When Emile Bruneau, ’94, emerged from his first brain surgery in 2019, he asked his wife, Stephanie, to record him as he discussed intergroup conflict so he wouldn’t forget the ideas he had while under anesthesia.
“He was so happy to be able to still think,” she recalls.
Bruneau, a neuroscientist and peace activist who studied the science behind violence and conflict, died at home in Philadelphia on September 30 of brain cancer. He was 47.
Bruneau, founder of the Peace and Conflict Neuroscience Lab at the University of Pennsylvania, spent years traveling to regions of intense conflict around the world. His early work focused on hostilities against Europe’s Roma population and between Israelis and Palestinians; more recently, he’d shifted to violence and political polarization in the United States. Despite differences in religion, history, language and more, each of the marginalized groups said they felt treated as if they were less than human.
“If you remove humanity from another group,” Bruneau said in a video recording last year, “maybe that removes a stop on your violence toward them.” Bruneau’s study of de-humanization was important in showing that the tendency to view the “other”—whether Muslims, homeless people or political adversaries—as subhuman is a strong predictor of group violence.
Bruneau also discovered that different regions of the brain are activated when people make dehumanizing judgments about marginalized groups as opposed to judgments of mere dislike.
He hoped that by examining the biological roots of conflict, his research could inform the development of effective interventions to change how people respond to groups they perceive as being less than fully human.
“He was a true pioneer, pushing the boundaries of science to be concerned about real-world impact,” says Tim Phillips, who founded Beyond Conflict, a nonprofit organization where Bruneau served as lead scientist.
Bruneau was born at Stanford Hospital. Not long afterward, his mother developed schizophrenia. Her struggles, he later explained, inspired one of his central professional interests: empathy.
As an undergraduate, Bruneau studied human biology and played rugby. He later coached the Stanford women’s rugby team and volunteered in high-conflict zones, including newly post-apartheid South Africa and “troubles”-era Ireland.

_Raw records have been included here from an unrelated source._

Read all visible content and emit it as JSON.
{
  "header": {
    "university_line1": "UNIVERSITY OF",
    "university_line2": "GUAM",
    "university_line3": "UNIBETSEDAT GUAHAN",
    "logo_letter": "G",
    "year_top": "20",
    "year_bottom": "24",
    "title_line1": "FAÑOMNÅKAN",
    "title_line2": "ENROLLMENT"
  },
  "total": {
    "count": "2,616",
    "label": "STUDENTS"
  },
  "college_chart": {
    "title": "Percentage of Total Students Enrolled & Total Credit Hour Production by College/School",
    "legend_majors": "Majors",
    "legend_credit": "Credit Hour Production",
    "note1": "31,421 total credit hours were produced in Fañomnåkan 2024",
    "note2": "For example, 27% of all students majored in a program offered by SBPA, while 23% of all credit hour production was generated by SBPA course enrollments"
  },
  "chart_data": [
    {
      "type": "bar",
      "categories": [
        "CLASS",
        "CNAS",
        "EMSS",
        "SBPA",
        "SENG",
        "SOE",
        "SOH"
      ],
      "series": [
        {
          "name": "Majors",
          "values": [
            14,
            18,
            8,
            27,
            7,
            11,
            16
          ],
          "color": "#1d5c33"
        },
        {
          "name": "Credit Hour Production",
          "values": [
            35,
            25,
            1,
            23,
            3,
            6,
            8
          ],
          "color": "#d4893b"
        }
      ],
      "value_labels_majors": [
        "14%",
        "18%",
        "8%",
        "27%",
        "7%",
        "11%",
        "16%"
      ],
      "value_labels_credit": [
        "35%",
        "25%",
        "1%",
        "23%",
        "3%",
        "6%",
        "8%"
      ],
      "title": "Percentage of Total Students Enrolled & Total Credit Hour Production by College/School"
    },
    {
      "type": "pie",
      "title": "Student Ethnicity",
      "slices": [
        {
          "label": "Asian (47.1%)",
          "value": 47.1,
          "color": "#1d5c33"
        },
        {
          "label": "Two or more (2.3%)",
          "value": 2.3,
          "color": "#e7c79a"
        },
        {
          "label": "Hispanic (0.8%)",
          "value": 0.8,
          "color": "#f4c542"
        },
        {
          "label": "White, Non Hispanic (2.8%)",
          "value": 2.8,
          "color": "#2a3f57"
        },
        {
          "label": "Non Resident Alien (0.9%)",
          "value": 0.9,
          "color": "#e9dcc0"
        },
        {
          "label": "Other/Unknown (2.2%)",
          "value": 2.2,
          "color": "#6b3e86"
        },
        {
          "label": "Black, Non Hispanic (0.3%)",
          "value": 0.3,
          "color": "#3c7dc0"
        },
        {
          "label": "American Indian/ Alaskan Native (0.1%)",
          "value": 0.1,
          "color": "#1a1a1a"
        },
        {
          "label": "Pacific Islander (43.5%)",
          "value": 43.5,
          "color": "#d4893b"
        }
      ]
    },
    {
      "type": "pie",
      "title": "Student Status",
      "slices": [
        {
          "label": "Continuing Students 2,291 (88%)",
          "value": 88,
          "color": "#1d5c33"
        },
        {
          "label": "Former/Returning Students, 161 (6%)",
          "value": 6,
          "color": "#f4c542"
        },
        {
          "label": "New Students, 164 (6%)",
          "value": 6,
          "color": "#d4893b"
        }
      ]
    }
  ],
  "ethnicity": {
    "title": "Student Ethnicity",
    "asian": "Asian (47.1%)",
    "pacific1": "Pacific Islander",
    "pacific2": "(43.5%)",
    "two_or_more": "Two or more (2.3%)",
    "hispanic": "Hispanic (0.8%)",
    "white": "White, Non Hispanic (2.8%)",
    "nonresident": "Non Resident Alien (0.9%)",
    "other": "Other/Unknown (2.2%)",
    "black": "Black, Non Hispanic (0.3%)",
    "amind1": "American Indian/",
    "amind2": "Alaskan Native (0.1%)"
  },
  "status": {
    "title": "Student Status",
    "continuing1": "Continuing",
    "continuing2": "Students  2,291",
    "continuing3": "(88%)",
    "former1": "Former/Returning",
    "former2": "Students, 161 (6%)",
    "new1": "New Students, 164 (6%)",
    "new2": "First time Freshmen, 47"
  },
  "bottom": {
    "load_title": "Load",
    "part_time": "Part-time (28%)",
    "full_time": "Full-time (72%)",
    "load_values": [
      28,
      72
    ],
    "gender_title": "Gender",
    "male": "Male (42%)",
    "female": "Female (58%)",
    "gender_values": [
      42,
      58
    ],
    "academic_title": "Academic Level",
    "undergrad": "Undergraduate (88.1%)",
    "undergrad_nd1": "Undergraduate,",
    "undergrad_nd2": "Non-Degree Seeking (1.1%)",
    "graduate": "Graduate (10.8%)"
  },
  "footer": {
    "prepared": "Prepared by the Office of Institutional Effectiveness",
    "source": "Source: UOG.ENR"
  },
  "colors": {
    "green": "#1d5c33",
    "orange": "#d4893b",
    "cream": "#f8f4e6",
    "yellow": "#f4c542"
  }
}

He earned a PhD in neuroscience at the University of Michigan and was a postdoctoral fellow at MIT before joining the Penn faculty in 2015.
“A lot of us try to be our best selves,” Stephanie says. “Emile is the only person I know who really did that every day.”
Bruneau, who was buried in his Stanford rugby jersey, is survived by his wife; children, Clara and Atticus; father, Bill; stepmother, Betsy (Yost), ’65; and stepsister, Heather Jeavons McLeod, ’95.